The Lost Web Lives

April 14th, 2018

Why is the web being lost, and how do we save it?

The easily editable nature of the Web, combined with the massive amounts of information changed each day, makes it nearly impossible to keep track of every single byte of information.

Earlier hypertext systems solved the problems of link decay through systems of updated distributed databases, but these solutions were not adopted by Tim Berners-Lee’s original Web plan and so never took hold.

The Web is the primary primary source for tomorrow’s historians looking to study today’s events. Some may argue that the ephemeral nature of the web renders it too impossible to save everything important. Further arguments involve who gets to decide what is important, and how those decisions are made. This is part of the larger field of archival and historical ethics.
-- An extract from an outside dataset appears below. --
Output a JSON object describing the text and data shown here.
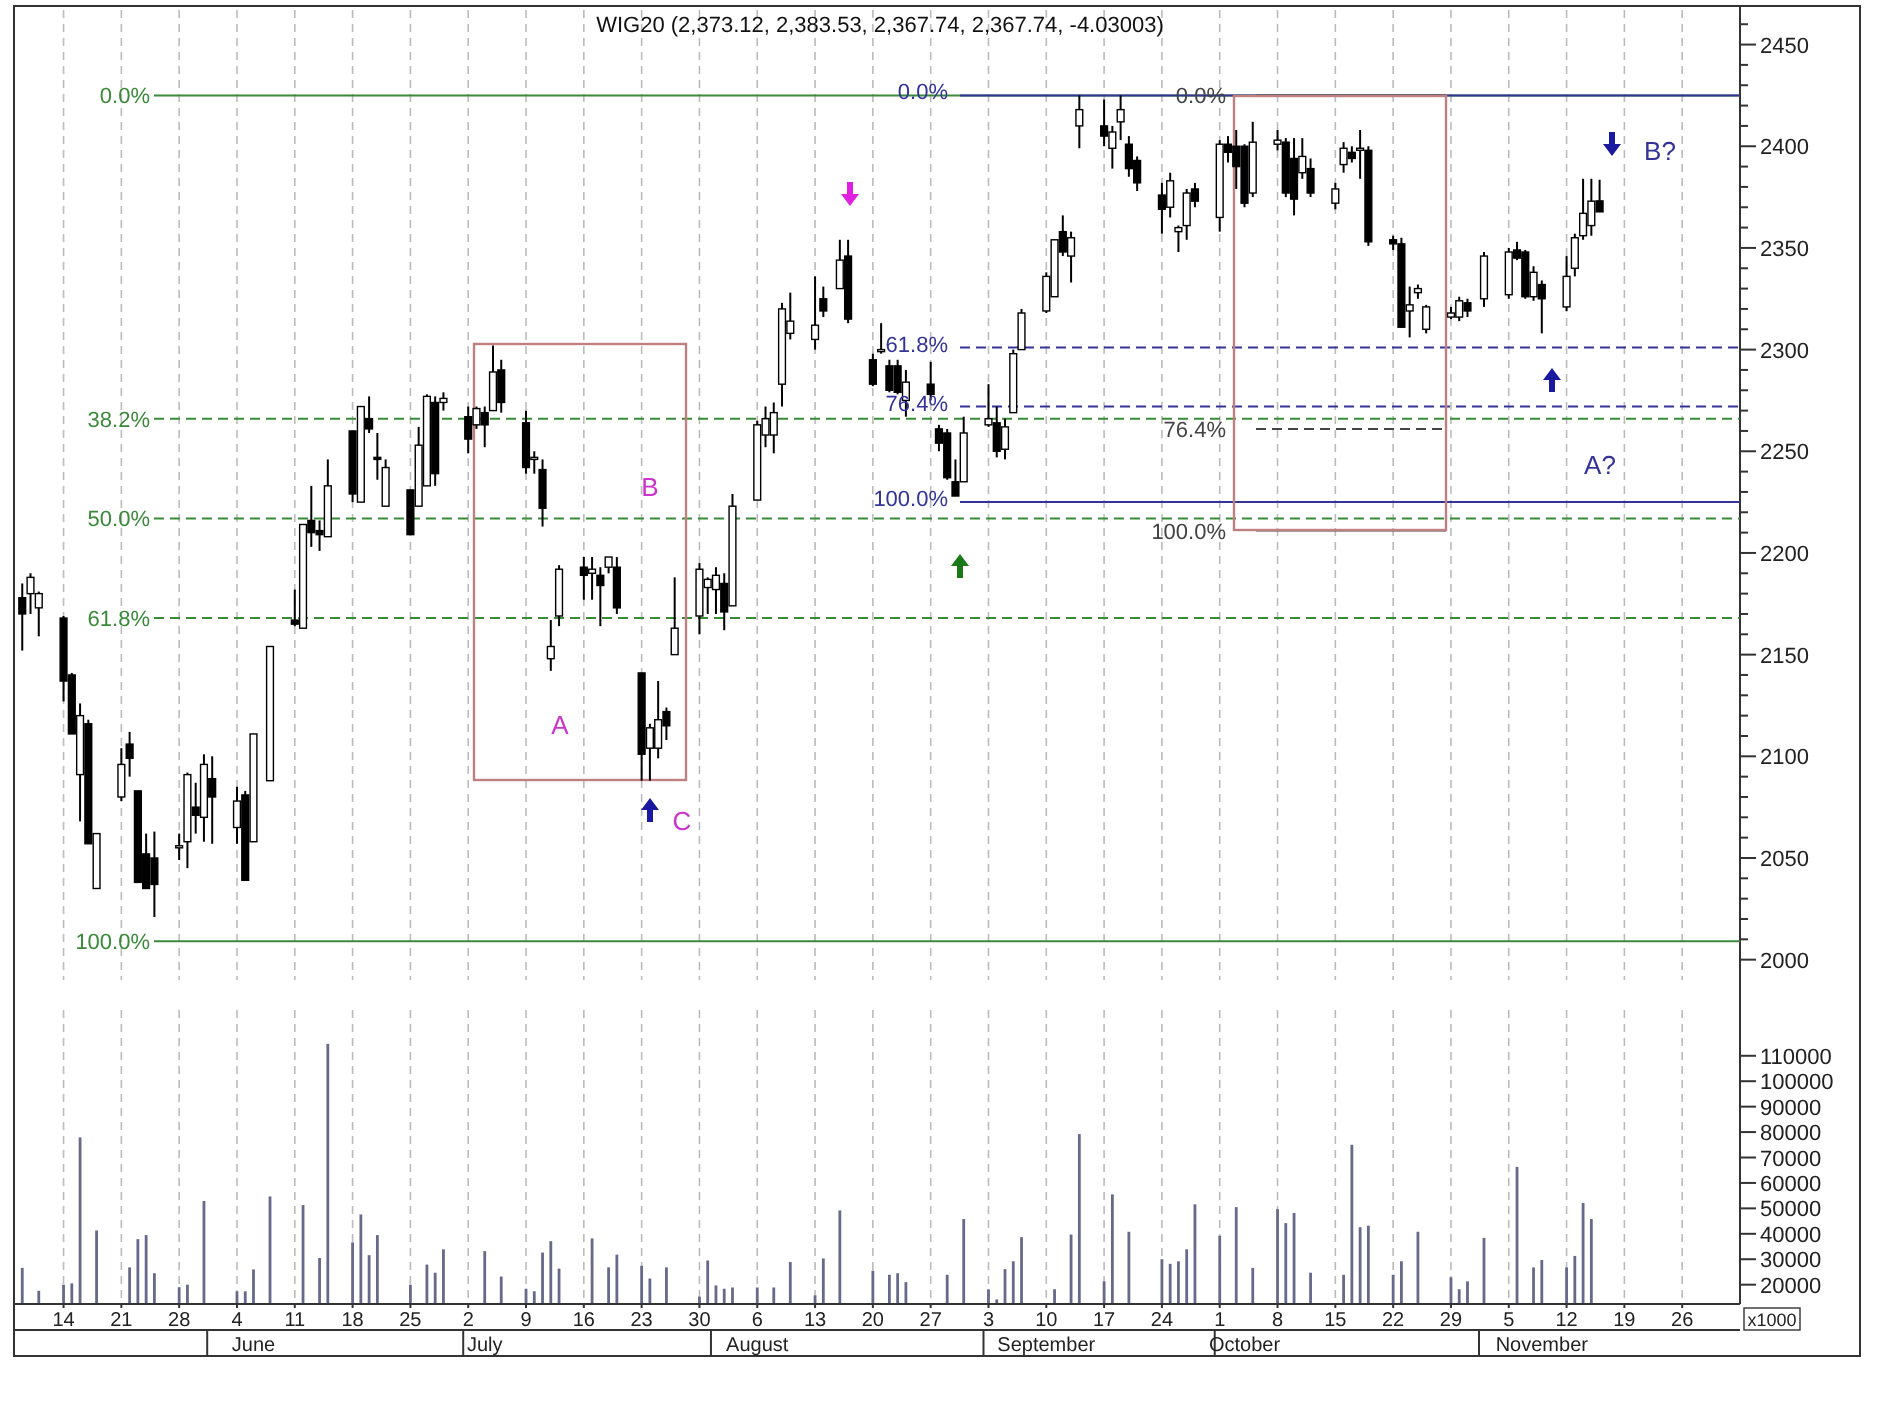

“In terms of sheer durability, the technology for writing reached a peak five thousand years ago and has been going downhill ever since.”
—Abbey Smith Rumsey, When We Are No More

Founded in 1996 by Brewster Kahle, the Internet Archive is the main body working to preserve the Internet, the Web, and digital artifacts in the USA. The Archive utilizes web crawlers to capture static versions of web pages, which are then navigable and searchable through its free, publicly accessible Wayback Machine website.

The Archive is designated as a library by the state of California. In addition to its web capturing services, it has thousands of books scanned and uploaded per year, as well as hundreds of terabytes of public-domain music, video, and information uploaded to its servers by the public.

Other preservation organizations and tools include:

The Library of Congress
Webrecorder.io
International Internet Preservation Consortium